(Image credit: http://leerit.com/hoc-tieng-anh-theo-chu-de/)
I’m sat on my bed scoffing two rolls, Doritos, a huge glass of Bucks Fizz and Mumford & Sons are playing through my speakers. It’s a pretty good afternoon. You may be wondering why I’ve got Bucks Fizz. It was a present for getting my new job. Woo, you can read about that here. I can’t believe it’s still in the fridge to be honest (the Bucks Fizz not the job because that would be weird…) Not that I’m complaining, it makes up for the lack of sunshine. C’mon summer, buck up your ideas.
In this post I will tell you how to give the best ever interview to bag yourself that top (or mediocre) job. I’ve had 10 interviews in my 21 years of life (and had a fair few jobs along the way.) I know what sort of pesky questions, that we all hate, might crop up and hopefully how to impress the interviewer.
- Strike up a good relationship
Everyone knows it’s important to create a good first impression but how exactly do you do that? Find something you have in common with your interviewer. You may be thinking this would be impossible with someone you’ve just met but alas no. Draw on popular culture, you’re more likely to find common ground there. How exactly do you work this into your interview though? Easy, a common question interviewers like to ask is what are your interests? They don’t necessarily want to know about your passion for the job, they want to know a little bit more about you. This is where you have to ‘stand out’. Eugh, I hate that word. It used to scare me but actually it’s not all that hard.
My go to example for my interests is either Game of Thrones or reading Peter James books. They are both examples of popular culture that hopefully your interviewer is a fan of too. Draw on why you like them and your favourite parts. Make it personal and relatable like you set aside every Monday night just to watch the show or you’ve read all of Peter James’ books and recognise the places he writes about when you drive past them in Brighton. That’s what makes you stand out.
2. Be overly charming
Be the most endearing version of yourself you can be. Act passionate about everything and smile a lot. Act relaxed and take your time answering questions. Laugh at jokes (even if they’re not funny) and never be afraid to comment on the weather. Us Brits love a good conversation about how breezy it was this morning or how you put your washing out but may have to get it in now because there’s a grey cloud lurking. Most of all, try and figure out what sort of person your interviewer is. If they seem relaxed and eager to know about you, then try and engage them in conversation but if they are a bit more up tight and to the point, be professional and knowledgeable. I’ve had a mix of both so be prepared for either.
3. Be overly confident
I don’t like talking about how good I am at things. It’s really hard to boast without feeling like you’re a selfish individual but playing on confidence will get you that job. Use I a lot and draw on as many experiences as you can think of which make you look good. They don’t have to be work related. Play up small jobs you had and talk about times you have taken control of situations. If you’re unsure on some of the tasks set out in the job description, talk about how you would plan on handling these by researching and attending training. You will most likely get asked about your skills or what skills you think are needed for the job.

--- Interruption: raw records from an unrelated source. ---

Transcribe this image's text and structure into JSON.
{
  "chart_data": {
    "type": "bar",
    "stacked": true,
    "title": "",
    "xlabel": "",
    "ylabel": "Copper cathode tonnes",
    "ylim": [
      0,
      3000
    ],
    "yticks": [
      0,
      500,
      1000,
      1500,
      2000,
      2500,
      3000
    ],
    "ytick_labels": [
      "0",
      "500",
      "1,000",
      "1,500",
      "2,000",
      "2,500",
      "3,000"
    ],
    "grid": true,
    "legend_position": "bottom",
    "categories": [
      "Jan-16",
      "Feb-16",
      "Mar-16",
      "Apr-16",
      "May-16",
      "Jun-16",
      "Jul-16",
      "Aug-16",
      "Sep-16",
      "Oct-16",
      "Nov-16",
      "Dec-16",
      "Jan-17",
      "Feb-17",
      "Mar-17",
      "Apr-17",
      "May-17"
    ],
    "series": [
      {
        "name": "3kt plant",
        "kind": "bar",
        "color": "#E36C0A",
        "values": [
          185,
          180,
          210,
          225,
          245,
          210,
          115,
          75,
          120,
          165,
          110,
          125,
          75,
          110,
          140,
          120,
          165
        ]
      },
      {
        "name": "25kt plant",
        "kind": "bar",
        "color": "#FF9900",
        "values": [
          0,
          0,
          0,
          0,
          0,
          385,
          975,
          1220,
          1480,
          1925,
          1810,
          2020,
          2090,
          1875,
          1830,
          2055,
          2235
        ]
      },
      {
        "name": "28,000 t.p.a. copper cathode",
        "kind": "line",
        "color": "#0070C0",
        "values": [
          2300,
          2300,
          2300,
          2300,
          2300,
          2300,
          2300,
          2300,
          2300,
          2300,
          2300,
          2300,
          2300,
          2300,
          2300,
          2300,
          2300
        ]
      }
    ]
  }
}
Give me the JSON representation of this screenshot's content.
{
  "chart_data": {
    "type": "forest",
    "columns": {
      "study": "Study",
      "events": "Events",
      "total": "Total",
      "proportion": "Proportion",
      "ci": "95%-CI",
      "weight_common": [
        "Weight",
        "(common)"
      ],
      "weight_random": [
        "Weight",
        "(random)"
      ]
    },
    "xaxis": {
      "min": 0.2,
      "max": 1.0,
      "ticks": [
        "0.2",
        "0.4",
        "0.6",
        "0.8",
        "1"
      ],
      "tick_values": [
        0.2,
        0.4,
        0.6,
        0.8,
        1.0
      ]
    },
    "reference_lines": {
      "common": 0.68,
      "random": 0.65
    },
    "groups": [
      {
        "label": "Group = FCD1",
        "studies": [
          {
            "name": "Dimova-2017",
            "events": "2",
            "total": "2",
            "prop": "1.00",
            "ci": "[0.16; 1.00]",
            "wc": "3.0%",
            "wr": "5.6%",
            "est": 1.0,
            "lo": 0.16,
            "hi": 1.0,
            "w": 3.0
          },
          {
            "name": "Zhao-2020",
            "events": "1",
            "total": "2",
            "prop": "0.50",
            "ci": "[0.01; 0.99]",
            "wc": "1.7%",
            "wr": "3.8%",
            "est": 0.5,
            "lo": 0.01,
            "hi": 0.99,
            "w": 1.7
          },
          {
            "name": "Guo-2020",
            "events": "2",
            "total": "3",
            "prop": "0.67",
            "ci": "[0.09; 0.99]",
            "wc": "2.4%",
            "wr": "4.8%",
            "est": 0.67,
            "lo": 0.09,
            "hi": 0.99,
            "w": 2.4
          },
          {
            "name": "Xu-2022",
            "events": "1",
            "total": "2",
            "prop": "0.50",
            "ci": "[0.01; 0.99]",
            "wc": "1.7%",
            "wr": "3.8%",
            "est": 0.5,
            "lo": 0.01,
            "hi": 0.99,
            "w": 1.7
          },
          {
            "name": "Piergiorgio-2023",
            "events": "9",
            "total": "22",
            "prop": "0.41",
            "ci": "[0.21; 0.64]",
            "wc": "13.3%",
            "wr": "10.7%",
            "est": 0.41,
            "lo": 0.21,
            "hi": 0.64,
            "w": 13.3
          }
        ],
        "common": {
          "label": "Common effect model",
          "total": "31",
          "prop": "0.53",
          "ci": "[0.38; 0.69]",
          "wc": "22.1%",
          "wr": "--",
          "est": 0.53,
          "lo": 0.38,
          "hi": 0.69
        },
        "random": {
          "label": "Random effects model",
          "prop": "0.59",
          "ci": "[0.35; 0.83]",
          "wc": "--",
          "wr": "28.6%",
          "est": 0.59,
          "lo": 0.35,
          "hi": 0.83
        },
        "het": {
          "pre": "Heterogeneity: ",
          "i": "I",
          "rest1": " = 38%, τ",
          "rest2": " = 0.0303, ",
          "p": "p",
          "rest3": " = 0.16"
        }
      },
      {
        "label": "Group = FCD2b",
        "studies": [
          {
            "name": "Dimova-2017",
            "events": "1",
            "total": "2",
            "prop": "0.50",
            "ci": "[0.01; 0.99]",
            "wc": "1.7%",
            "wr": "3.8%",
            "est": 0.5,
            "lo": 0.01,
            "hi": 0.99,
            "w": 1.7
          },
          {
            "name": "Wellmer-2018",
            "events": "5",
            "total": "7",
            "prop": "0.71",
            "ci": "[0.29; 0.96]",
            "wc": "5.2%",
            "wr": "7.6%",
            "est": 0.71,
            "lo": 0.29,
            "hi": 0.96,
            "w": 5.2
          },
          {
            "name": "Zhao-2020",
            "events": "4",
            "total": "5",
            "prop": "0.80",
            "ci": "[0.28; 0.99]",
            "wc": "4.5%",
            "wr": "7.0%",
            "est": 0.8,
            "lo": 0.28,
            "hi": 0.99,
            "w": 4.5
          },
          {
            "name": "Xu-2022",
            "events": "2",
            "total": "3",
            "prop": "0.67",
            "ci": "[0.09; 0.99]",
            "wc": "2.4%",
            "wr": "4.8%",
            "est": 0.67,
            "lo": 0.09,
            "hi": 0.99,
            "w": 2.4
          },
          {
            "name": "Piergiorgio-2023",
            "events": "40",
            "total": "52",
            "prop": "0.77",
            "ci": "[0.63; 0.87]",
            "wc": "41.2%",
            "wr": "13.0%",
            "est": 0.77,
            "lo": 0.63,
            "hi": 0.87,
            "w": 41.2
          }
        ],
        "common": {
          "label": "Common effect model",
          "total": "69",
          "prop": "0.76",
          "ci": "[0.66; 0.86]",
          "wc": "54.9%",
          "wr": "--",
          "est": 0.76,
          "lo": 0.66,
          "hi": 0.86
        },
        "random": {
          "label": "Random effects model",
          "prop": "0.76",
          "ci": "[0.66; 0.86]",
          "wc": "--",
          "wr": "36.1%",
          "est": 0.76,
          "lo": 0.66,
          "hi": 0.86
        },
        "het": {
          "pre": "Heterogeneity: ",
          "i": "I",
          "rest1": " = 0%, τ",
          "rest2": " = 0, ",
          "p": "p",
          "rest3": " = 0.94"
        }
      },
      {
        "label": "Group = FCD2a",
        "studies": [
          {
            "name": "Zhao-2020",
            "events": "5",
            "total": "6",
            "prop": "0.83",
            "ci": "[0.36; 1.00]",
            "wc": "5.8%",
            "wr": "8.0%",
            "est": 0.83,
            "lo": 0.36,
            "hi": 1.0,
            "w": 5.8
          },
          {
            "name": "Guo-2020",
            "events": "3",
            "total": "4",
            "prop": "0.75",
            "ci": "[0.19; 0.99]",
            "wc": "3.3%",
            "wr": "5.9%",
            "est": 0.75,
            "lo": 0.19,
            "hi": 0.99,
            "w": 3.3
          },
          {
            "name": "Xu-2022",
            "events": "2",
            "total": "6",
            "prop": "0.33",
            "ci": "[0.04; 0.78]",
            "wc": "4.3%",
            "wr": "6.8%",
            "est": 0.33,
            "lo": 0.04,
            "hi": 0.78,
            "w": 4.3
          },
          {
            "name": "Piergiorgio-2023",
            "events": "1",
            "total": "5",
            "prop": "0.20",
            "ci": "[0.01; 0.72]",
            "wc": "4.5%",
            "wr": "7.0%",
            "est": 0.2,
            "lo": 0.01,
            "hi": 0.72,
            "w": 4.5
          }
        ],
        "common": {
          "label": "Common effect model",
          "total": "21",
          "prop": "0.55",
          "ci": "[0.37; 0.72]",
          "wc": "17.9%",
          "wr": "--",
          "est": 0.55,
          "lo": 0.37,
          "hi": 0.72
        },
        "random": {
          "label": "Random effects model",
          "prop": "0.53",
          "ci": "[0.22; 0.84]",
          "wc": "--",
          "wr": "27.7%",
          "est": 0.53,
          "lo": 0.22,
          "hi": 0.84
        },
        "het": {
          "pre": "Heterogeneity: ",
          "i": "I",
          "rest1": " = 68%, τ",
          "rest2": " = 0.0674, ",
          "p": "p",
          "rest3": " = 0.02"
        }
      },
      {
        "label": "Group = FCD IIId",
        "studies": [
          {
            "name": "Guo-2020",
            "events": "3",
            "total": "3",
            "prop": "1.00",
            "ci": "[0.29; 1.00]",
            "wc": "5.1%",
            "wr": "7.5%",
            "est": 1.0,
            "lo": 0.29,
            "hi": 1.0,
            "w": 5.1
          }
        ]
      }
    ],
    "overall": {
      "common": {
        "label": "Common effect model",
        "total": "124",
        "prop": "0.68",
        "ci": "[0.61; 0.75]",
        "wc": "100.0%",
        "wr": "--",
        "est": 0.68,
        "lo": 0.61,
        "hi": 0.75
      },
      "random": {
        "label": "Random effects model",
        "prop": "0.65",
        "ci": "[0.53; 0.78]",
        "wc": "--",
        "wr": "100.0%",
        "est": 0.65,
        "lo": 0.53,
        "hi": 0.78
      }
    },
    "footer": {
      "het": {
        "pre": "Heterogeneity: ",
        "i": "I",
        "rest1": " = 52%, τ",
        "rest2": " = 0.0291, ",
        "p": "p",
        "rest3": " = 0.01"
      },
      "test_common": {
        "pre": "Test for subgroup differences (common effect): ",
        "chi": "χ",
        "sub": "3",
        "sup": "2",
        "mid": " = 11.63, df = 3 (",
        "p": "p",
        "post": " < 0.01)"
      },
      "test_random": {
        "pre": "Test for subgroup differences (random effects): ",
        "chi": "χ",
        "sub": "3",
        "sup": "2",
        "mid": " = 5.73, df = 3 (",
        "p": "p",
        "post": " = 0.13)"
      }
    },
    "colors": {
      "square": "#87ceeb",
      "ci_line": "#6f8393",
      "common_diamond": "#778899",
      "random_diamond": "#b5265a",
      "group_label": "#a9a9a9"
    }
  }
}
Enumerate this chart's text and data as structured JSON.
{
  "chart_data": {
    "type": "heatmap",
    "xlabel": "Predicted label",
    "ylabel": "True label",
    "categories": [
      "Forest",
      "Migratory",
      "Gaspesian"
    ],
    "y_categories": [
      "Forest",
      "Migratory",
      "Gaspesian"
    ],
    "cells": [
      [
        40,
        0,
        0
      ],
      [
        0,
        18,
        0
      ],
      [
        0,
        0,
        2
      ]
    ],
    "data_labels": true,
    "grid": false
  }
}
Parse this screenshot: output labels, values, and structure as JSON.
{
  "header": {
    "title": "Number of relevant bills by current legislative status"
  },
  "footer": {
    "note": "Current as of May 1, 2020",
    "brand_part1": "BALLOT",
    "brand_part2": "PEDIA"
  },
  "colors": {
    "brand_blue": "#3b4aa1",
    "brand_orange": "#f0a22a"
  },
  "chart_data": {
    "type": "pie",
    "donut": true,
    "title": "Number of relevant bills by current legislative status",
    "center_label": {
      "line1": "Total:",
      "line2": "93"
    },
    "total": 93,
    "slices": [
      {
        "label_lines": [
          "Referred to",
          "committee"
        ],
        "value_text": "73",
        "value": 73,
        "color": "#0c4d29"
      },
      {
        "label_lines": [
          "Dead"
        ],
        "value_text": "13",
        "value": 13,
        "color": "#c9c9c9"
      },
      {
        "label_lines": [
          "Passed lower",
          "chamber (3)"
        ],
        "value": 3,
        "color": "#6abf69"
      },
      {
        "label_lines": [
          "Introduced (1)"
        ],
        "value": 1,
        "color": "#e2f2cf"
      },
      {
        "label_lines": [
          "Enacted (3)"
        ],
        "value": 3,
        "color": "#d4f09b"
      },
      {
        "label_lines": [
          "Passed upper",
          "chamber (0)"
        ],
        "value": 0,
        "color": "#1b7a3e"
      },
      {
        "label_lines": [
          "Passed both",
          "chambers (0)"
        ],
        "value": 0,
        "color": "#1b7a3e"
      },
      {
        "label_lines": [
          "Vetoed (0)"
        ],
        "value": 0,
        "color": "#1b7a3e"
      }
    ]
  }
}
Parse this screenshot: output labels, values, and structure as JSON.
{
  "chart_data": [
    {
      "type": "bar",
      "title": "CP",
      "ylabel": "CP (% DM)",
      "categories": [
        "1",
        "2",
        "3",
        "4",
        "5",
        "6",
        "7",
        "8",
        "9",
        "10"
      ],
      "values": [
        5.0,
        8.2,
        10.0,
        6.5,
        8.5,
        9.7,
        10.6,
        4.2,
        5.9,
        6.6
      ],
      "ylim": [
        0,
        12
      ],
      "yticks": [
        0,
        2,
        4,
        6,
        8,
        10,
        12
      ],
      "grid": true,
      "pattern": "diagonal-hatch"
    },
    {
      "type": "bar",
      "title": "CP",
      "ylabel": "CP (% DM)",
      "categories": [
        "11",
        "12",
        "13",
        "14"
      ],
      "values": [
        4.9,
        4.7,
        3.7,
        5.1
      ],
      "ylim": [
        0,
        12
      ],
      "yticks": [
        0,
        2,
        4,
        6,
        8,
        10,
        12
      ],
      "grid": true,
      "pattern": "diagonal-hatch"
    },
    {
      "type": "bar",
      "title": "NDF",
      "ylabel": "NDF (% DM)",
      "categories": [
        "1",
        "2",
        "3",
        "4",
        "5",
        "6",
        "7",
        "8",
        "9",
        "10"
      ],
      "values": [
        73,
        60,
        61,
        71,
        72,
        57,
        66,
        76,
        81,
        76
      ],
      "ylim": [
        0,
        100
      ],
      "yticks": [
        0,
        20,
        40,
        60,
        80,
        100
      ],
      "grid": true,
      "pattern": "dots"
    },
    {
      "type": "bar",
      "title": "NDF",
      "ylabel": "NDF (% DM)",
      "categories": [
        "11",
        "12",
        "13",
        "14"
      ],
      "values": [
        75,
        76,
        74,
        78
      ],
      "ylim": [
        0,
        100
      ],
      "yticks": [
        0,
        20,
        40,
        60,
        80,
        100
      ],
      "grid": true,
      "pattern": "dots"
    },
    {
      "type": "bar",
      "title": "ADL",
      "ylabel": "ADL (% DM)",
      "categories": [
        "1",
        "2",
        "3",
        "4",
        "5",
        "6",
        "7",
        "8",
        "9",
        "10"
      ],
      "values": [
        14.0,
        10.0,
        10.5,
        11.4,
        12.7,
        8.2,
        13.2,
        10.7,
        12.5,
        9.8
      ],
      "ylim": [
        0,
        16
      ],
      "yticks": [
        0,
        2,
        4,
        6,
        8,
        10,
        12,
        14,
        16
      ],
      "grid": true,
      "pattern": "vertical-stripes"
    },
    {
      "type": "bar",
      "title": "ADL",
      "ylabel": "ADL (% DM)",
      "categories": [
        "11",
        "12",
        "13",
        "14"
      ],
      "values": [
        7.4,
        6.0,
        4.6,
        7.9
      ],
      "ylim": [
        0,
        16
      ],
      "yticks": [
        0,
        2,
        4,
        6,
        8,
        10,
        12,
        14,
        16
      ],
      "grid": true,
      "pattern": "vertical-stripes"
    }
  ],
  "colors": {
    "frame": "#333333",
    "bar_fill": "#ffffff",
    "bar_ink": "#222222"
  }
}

My go to skill is communication because I have lots of customer facing experience that I can draw on as examples. Team work is another good one which leads on nicely from communication. I’ve often been asked about how I manage my time so maybe mentioning time management as a skill would be an advantage. Talk about a time you had to meet a deadline. This should be easy as everyone has had to meet deadlines in some aspect of life.
4. Be passionate
I have sort of mentioned this but even if you don’t see this as your dream job, make sure you portray how much you want it without mentioning money or holiday allowance. Be passionate about taking on new challenges and responsibilities. Mention the word new environment in there too. Make sure your tone of voice portrays this passion and the interviewer will think you are likely to work hard.
5. Make your weakness easily curable
We are so often told to talk about a weakness and turn it into a strength and so many times I have done this and not got the job. I talked about being a perfectionist but actually seeing it as a strength blah blah blah. The interviewer has heard this all before. Use something more specific to the job. It may be something you are worried you can’t do from the job description. Say you don’t have much experience in that area but would be willing to research it, attend training and maybe your experience in this area would help.
So there’s a few tips to help you tackle that interview. Hopefully it helped! Let me know if there are any other good tips you’ve been told. Think of it like a casual chat about you, your experience and what you can bring to the company. Remember, they’re only people!